Сейитмухамед подумал, что теперь орудия Мядемина не будут стрелять по крепости, а если и будут, то снаряды полетят в них самих, если они посмели оскорбить и аллаха, и кладбище «Верблюжья шея».
— Хан-ага, если позволите, я уйду, — сказал ишан.
— Иди, ишан. И передай Каушут-хану, попадется мне в руки, я зарою его в землю живым.
Сейитмухамед молча встал с места. Когда он дошел до порога палатки, услышал властный окрик хана:
— Остановись!
Обернувшись, ишан увидел улыбающегося Мядемина. В его душе мелькнула надежда, что хан подумал о детях и сжалился над ними.
— Ишан, у меня есть еще один разговор. Если текинцы пойдут навстречу, я спасу их от гибели.
Сейитмухамед ничего хорошего не мог ждать от Мядемина, тем не менее согласился выслушать.
— Говорите, будем слушать.
— Пусть Каушут-хан принесет нам сорок белых кибиток.
Ишан согласно кивнул головой:
— Каушут-хан выполнит это условие.
— А в каждой белой кибитке по одной шестнадцатилетней текинской девушке.
Мороз прошел по коже ишана.
— Хан, я не смогу передать это Каушут-хану. Разрешите мне уйти.
— Разрешаю, ишан, разрешаю. Подумайте над моим предложением.
Ярко светило солнце. Перед Сейитмухамедом-ишаном, который стоял на вершине Аджигам-тепе, Серахская равнина лежала как на ладони. И горько было думать, что вся она теперь занята войсками Мядемина. По ней то и дело проносились чужие всадники, клубились чужие дымки над очагами. Вдали, как бы прижимаясь к этой равнине, лежала в развалинах старая крепость. Вокруг нее все было мертво. Только за полуразрушенными стенами поднимались к небу дымы. И это говорило о том, что в крепости были люди.
Ишан подошел к нукерам, прислуживающим хану в палатке. Ему хотелось перед уходом повидаться с Мухамедом Якубом Мятером, чтобы попросить у него сопровождающего.
— Люди, — обратился он к слугам, — помогите мне найти Мухамеда Якуба Мягера.
— Видите толпу? — сказал один из слуг хана, показав на собравшихся людей у подножия Аджигам-тепе. — Идите, он там.

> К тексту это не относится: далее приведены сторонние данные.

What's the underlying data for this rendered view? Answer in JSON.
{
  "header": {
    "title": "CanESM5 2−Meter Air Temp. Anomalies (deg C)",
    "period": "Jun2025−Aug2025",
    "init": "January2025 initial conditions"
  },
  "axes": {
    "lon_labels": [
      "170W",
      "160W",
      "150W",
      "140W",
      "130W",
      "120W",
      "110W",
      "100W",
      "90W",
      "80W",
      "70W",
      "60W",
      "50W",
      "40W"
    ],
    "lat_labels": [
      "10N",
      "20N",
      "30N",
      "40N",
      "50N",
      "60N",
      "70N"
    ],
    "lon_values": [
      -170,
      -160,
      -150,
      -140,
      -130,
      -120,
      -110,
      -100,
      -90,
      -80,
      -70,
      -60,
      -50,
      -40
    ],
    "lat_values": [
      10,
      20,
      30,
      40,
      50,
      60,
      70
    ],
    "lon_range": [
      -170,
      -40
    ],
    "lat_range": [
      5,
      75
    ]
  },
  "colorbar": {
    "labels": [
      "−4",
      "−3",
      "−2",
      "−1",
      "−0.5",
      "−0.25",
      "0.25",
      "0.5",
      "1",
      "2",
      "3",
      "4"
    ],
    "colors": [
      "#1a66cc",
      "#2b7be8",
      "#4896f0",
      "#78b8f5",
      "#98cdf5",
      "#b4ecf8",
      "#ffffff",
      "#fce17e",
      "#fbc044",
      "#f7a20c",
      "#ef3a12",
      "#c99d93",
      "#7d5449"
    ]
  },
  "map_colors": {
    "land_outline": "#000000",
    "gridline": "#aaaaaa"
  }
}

— Можно ли нам пройти туда? — спросил ишан.
Слуга понял, что хотел сказать ишан.
— У нас все знают, что вы прибыли послом. Идите, никто не тронет вас.
С вязанкой хвороста мимо проходил уже знакомый ишану усатый толстяк.
— Эй, хаммал![97] Проводи этого человека к Мятеру! — крикнул старший над слугами.
Хаммал отнес хворост к очагу, вырытому позади ханской палатки, вернулся, склонил голову перед приказавшим и молча шагнул к ишану. Он шел впереди Сейитму-хамеда по склону холма и без умолку болтал, выхваляясь перед послом текинцев. Он говорил о бесконечных праздниках, которые сопровождали их в походе от самой Хивы до Серахса, о том, что в каждом ауле он проводил время в обществе молоденьких девушек, что Мядемин назначил его к поварам не хаммалом, а самым доверенным лицом, которое должно следить, чтобы не отравили обед хану, и что вообще ничего нет лучшего, как находиться в войсках Мядемина, где каждый день происходит что-нибудь интересное, и вот сегодня они идут как раз туда, где можно будет посмотреть на интересное зрелище, сейчас там будут травить собаками ослушника, который обматерил самого Мядемина.
Ишан слушал и не верил своим ушам.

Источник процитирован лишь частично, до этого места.